The wellness industry sells individual solutions to collective problems. That’s not entirely useless—we need coping mechanisms. But pretending that personal optimization can overcome systemic dysfunction is like using a bucket to bail out the Titanic. You’re not wrong to try, but maybe we should talk about the hole in the ship.
The compound effect of institutional faith
When you trust the systems around you, something fascinating happens: you get your future back. You stop hoarding money for potential medical catastrophes. You stop second-guessing every interaction with authority. You stop treating other people like potential threats or lawsuits.
Michael Allison, psychologist and author, explains: “Trust is not a belief or decision. It’s a physiological state—arising from the shared experience and expression of safety and connection between bodies occurring far below cognition.”
This physiological state changes everything.
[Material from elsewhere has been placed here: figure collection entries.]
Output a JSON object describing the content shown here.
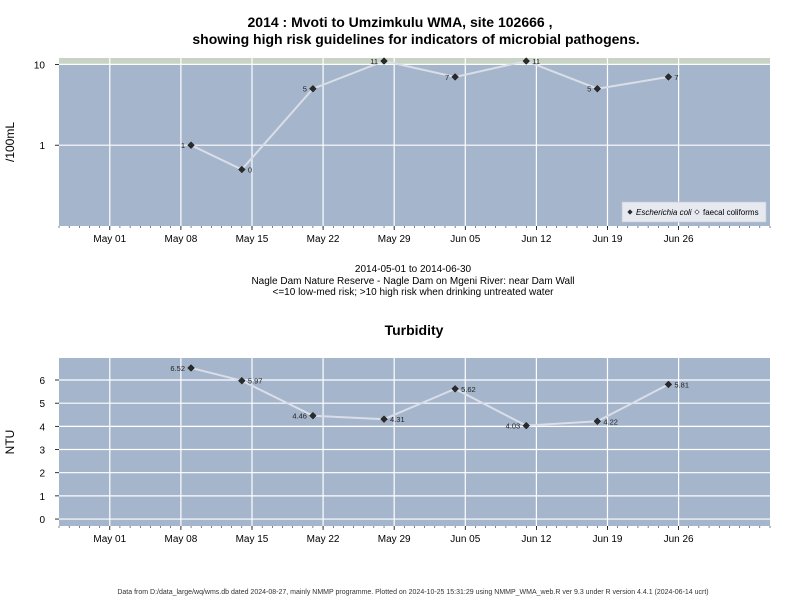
{
  "header": {
    "title_line1": "2014 : Mvoti to Umzimkulu WMA, site 102666 ,",
    "title_line2": "showing high risk guidelines for indicators of microbial pathogens."
  },
  "caption": {
    "date_range": "2014-05-01 to 2014-06-30",
    "site": "Nagle Dam Nature Reserve - Nagle Dam on Mgeni River: near Dam Wall",
    "risk_note": "<=10 low-med risk; >10 high risk when drinking untreated water"
  },
  "footer": {
    "text": "Data from D:/data_large/wq/wms.db dated 2024-08-27, mainly NMMP programme. Plotted on 2024-10-25 15:31:29 using NMMP_WMA_web.R ver 9.3 under R version 4.4.1 (2024-06-14 ucrt)"
  },
  "colors": {
    "panel_bg": "#a5b5cc",
    "high_risk_band": "#c8d3c5",
    "grid": "#ffffff",
    "series_line": "#d9dee8",
    "point": "#2b2b2b"
  },
  "chart_data": [
    {
      "type": "line",
      "title": "",
      "ylabel": "/100mL",
      "yscale": "log",
      "ylim": [
        0.1,
        12
      ],
      "high_risk_threshold": 10,
      "yticks": [
        1,
        10
      ],
      "ytick_labels": [
        "1",
        "10"
      ],
      "xlim": [
        "2014-04-26",
        "2014-07-05"
      ],
      "xticks": [
        "2014-05-01",
        "2014-05-08",
        "2014-05-15",
        "2014-05-22",
        "2014-05-29",
        "2014-06-05",
        "2014-06-12",
        "2014-06-19",
        "2014-06-26"
      ],
      "xtick_labels": [
        "May 01",
        "May 08",
        "May 15",
        "May 22",
        "May 29",
        "Jun 05",
        "Jun 12",
        "Jun 19",
        "Jun 26"
      ],
      "grid": true,
      "legend_position": "bottom-right",
      "legend": [
        {
          "label": "Escherichia coli",
          "marker": "filled-diamond",
          "italic": true
        },
        {
          "label": "faecal coliforms",
          "marker": "open-diamond",
          "italic": false
        }
      ],
      "series": [
        {
          "name": "Escherichia coli",
          "x": [
            "2014-05-09",
            "2014-05-14",
            "2014-05-21",
            "2014-05-28",
            "2014-06-04",
            "2014-06-11",
            "2014-06-18",
            "2014-06-25"
          ],
          "y": [
            1,
            0.5,
            5,
            11,
            7,
            11,
            5,
            7
          ],
          "labels": [
            "1",
            "0",
            "5",
            "11",
            "7",
            "11",
            "5",
            "7"
          ],
          "label_side": [
            "left",
            "right",
            "left",
            "left",
            "left",
            "right",
            "left",
            "right"
          ]
        }
      ]
    },
    {
      "type": "line",
      "title": "Turbidity",
      "ylabel": "NTU",
      "ylim": [
        -0.3,
        6.95
      ],
      "yticks": [
        0,
        1,
        2,
        3,
        4,
        5,
        6
      ],
      "ytick_labels": [
        "0",
        "1",
        "2",
        "3",
        "4",
        "5",
        "6"
      ],
      "xlim": [
        "2014-04-26",
        "2014-07-05"
      ],
      "xticks": [
        "2014-05-01",
        "2014-05-08",
        "2014-05-15",
        "2014-05-22",
        "2014-05-29",
        "2014-06-05",
        "2014-06-12",
        "2014-06-19",
        "2014-06-26"
      ],
      "xtick_labels": [
        "May 01",
        "May 08",
        "May 15",
        "May 22",
        "May 29",
        "Jun 05",
        "Jun 12",
        "Jun 19",
        "Jun 26"
      ],
      "grid": true,
      "series": [
        {
          "name": "Turbidity",
          "x": [
            "2014-05-09",
            "2014-05-14",
            "2014-05-21",
            "2014-05-28",
            "2014-06-04",
            "2014-06-11",
            "2014-06-18",
            "2014-06-25"
          ],
          "y": [
            6.52,
            5.97,
            4.46,
            4.31,
            5.62,
            4.03,
            4.22,
            5.81
          ],
          "labels": [
            "6.52",
            "5.97",
            "4.46",
            "4.31",
            "5.62",
            "4.03",
            "4.22",
            "5.81"
          ],
          "label_side": [
            "left",
            "right",
            "left",
            "right",
            "right",
            "left",
            "right",
            "right"
          ]
        }
      ]
    }
  ]
}
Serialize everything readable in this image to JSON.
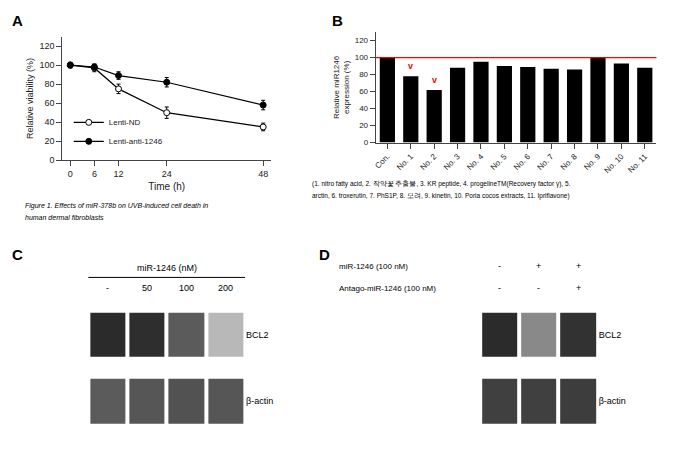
{
  "chart_data": [
    {
      "type": "line",
      "title": "A",
      "x": [
        0,
        6,
        12,
        24,
        48
      ],
      "xlabel": "Time (h)",
      "ylabel": "Relative viability (%)",
      "xlim": [
        -2,
        50
      ],
      "xticks": [
        0,
        6,
        12,
        24,
        48
      ],
      "ylim": [
        0,
        130
      ],
      "yticks": [
        0,
        20,
        40,
        60,
        80,
        100,
        120
      ],
      "grid": false,
      "legend": "lower left",
      "series": [
        {
          "name": "Lenti-ND",
          "color": "#000000",
          "marker": "open_circle",
          "values": [
            100,
            97,
            75,
            50,
            35
          ],
          "errors": [
            3,
            4,
            5,
            6,
            4
          ]
        },
        {
          "name": "Lenti-anti-1246",
          "color": "#000000",
          "marker": "circle",
          "values": [
            100,
            98,
            89,
            82,
            58
          ],
          "errors": [
            2,
            3,
            4,
            5,
            5
          ]
        }
      ],
      "annotations": [
        {
          "text": "Figure 1. Effects of miR-378b on UVB-induced cell death in"
        },
        {
          "text": "human dermal fibroblasts"
        }
      ]
    },
    {
      "type": "bar",
      "title": "B",
      "categories": [
        "Con.",
        "No. 1",
        "No. 2",
        "No. 3",
        "No. 4",
        "No. 5",
        "No. 6",
        "No. 7",
        "No. 8",
        "No. 9",
        "No. 10",
        "No. 11"
      ],
      "values": [
        100,
        78,
        62,
        88,
        95,
        90,
        89,
        87,
        86,
        100,
        93,
        88
      ],
      "color": "#000000",
      "ylabel": "Relative miR1246\nexpression (%)",
      "ylim": [
        0,
        130
      ],
      "yticks": [
        0,
        20,
        40,
        60,
        80,
        100,
        120
      ],
      "grid": false,
      "ref_line": {
        "value": 100,
        "color": "#ff0000"
      },
      "annotations": [
        {
          "category": "No. 1",
          "text": "v",
          "color": "#ff0000"
        },
        {
          "category": "No. 2",
          "text": "v",
          "color": "#ff0000"
        },
        {
          "text": "(1. nitro fatty acid, 2. 작약꽃 추출물, 3. KR peptide, 4. progelineTM(Recovery factor γ), 5."
        },
        {
          "text": "arctin, 6. troxerutin, 7. PhS1P, 8. 모려, 9. kinetin, 10. Poria cocos extracts, 11. Ipriflavone)"
        }
      ]
    },
    {
      "type": "heatmap",
      "title": "C",
      "xlabel": "miR-1246 (nM)",
      "categories": [
        "-",
        "50",
        "100",
        "200"
      ],
      "rows": [
        "BCL2",
        "β-actin"
      ],
      "values": [
        [
          0.82,
          0.8,
          0.55,
          0.04
        ],
        [
          0.55,
          0.58,
          0.6,
          0.58
        ]
      ],
      "zlim": [
        0,
        1
      ]
    },
    {
      "type": "heatmap",
      "title": "D",
      "condition_rows": [
        {
          "name": "miR-1246 (100 nM)",
          "values": [
            "-",
            "+",
            "+"
          ]
        },
        {
          "name": "Antago-miR-1246 (100 nM)",
          "values": [
            "-",
            "-",
            "+"
          ]
        }
      ],
      "rows": [
        "BCL2",
        "β-actin"
      ],
      "values": [
        [
          0.82,
          0.3,
          0.78
        ],
        [
          0.7,
          0.7,
          0.72
        ]
      ],
      "zlim": [
        0,
        1
      ]
    }
  ]
}
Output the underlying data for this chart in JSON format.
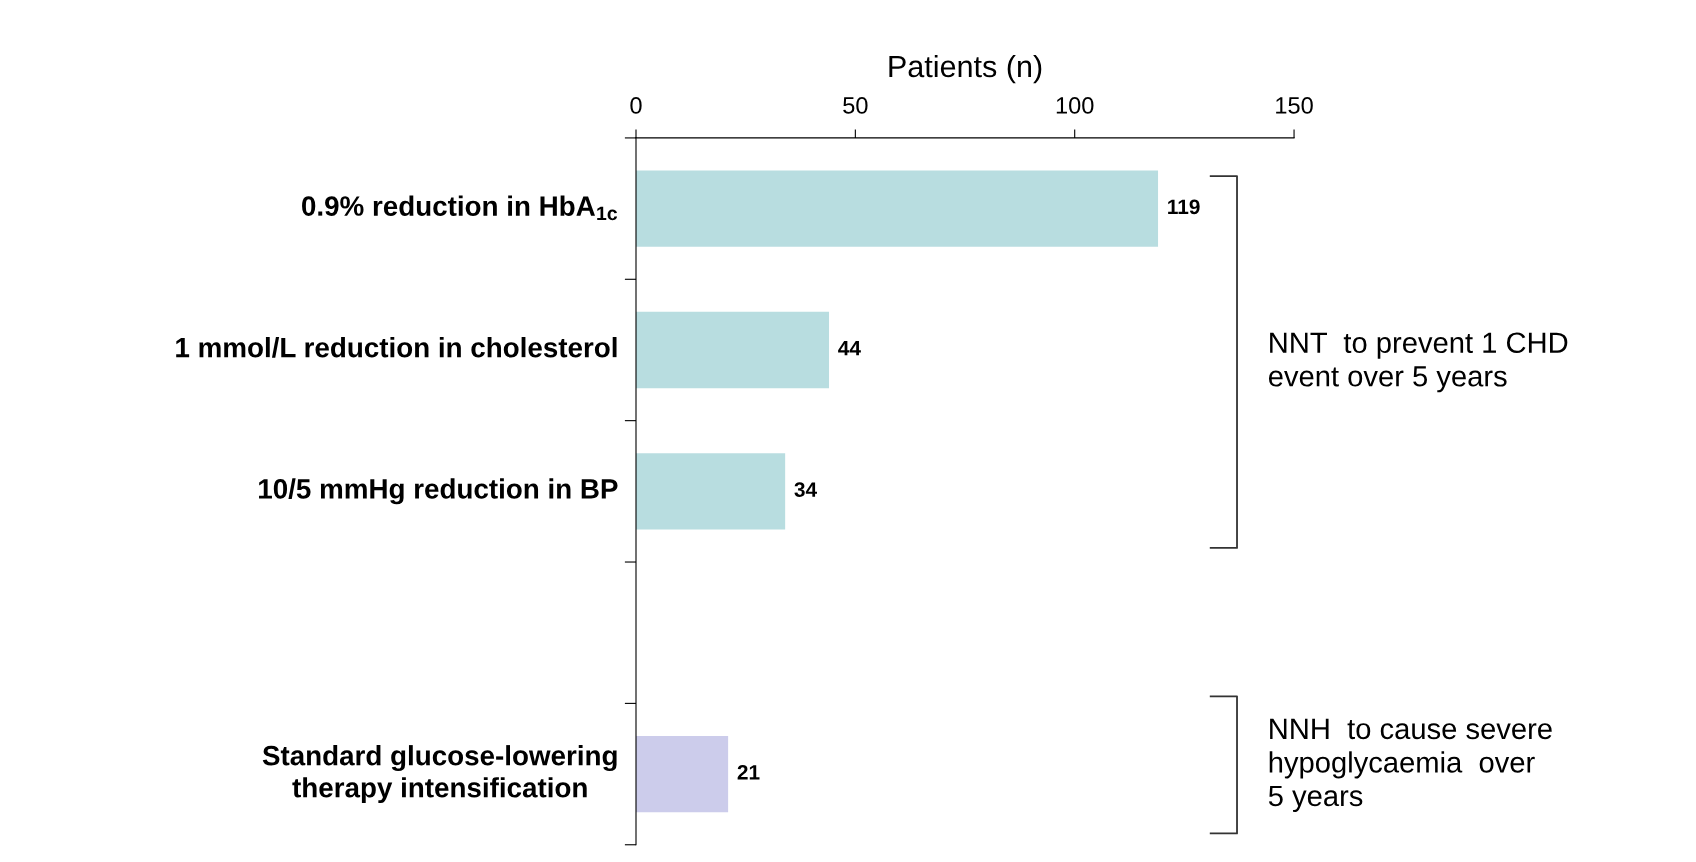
{
  "chart_data": {
    "type": "bar",
    "orientation": "horizontal",
    "xlabel": "Patients (n)",
    "categories": [
      "0.9% reduction in HbA$_{1c}$",
      "1 mmol/L reduction in cholesterol",
      "10/5 mmHg reduction in BP",
      null,
      "Standard glucose-lowering\ntherapy intensification"
    ],
    "values": [
      119,
      44,
      34,
      null,
      21
    ],
    "colors": [
      "#b8dde0",
      "#b8dde0",
      "#b8dde0",
      "#b8dde0",
      "#cccceb"
    ],
    "xlim": [
      0,
      150
    ],
    "xticks": [
      0,
      50,
      100,
      150
    ],
    "data_labels": true,
    "grid": false,
    "legend": false,
    "annotations": [
      "NNT  to prevent 1 CHD\nevent over 5 years",
      "NNH  to cause severe\nhypoglycaemia  over\n5 years"
    ]
  }
}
Your sleep improves because you’re not unconsciously bracing for tomorrow’s institutional failures. Your relationships deepen because you have energy for connection instead of constant vigilance. Your creativity expands because your brain isn’t burning all its fuel on threat detection.
In high-trust countries, people take more entrepreneurial risks. Not because they’re naturally braver, but because they know failure won’t mean losing healthcare or housing. They can afford to try things. Their nervous systems can afford to explore instead of just survive.
What this means for how you live right now
I’m not suggesting you move to Scandinavia. Most of us can’t, and somebody needs to stay and push for better systems here. But understanding this dynamic changes how you approach your own well-being.
First, stop pathologizing your stress response. If you’re anxious in a society that gives you legitimate reasons for anxiety, you’re not broken—you’re paying attention. Your nervous system is doing exactly what it should given the environment.
Second, recognize which battles are worth fighting. Some systemic problems you can’t solve individually. Save your energy for the changes you can actually make while advocating for bigger shifts.
Third, build your own trust networks. Find doctors who listen. Build relationships with neighbors. Create mutual aid systems with friends. You’re essentially building micro-institutions of trust within a larger landscape of dysfunction.
Fourth, factor this into your life decisions differently. That cheaper house in a state with weaker social systems? Factor in the nervous system cost. That job with better benefits in a country with functional healthcare? Maybe it’s worth more than the salary suggests.
Bottom line
Your meditation practice isn’t failing. Your morning routine isn’t weak. Your mindset isn’t the problem. You’re trying to maintain equilibrium in systems designed for instability.
The solution isn’t to work harder on your individual wellness. It’s to recognize that your nervous system is responding appropriately to genuinely threatening institutional failures. Once you see this, you can make different calculations about where to put your energy.
Some battles you fight through voting and advocacy. Some you fight by building alternative support systems. Some you fight by refusing to internalize systemic failures as personal ones. And some—when you can—you sidestep entirely by finding environments where basic trust still functions.
Your nervous system knows the difference between real and manufactured safety. Between institutional support and institutional gaslighting. Between systems that serve and systems that extract.
Trust that knowledge. It’s trying to keep you alive in an environment that makes that unnecessarily hard.
The path forward isn’t through better breathing exercises. It’s through building—personally and collectively—systems that deserve our trust. Until then, go easy on yourself. Your stress isn’t a personal failure. It’s proof that your threat detection works perfectly in a genuinely threatening environment.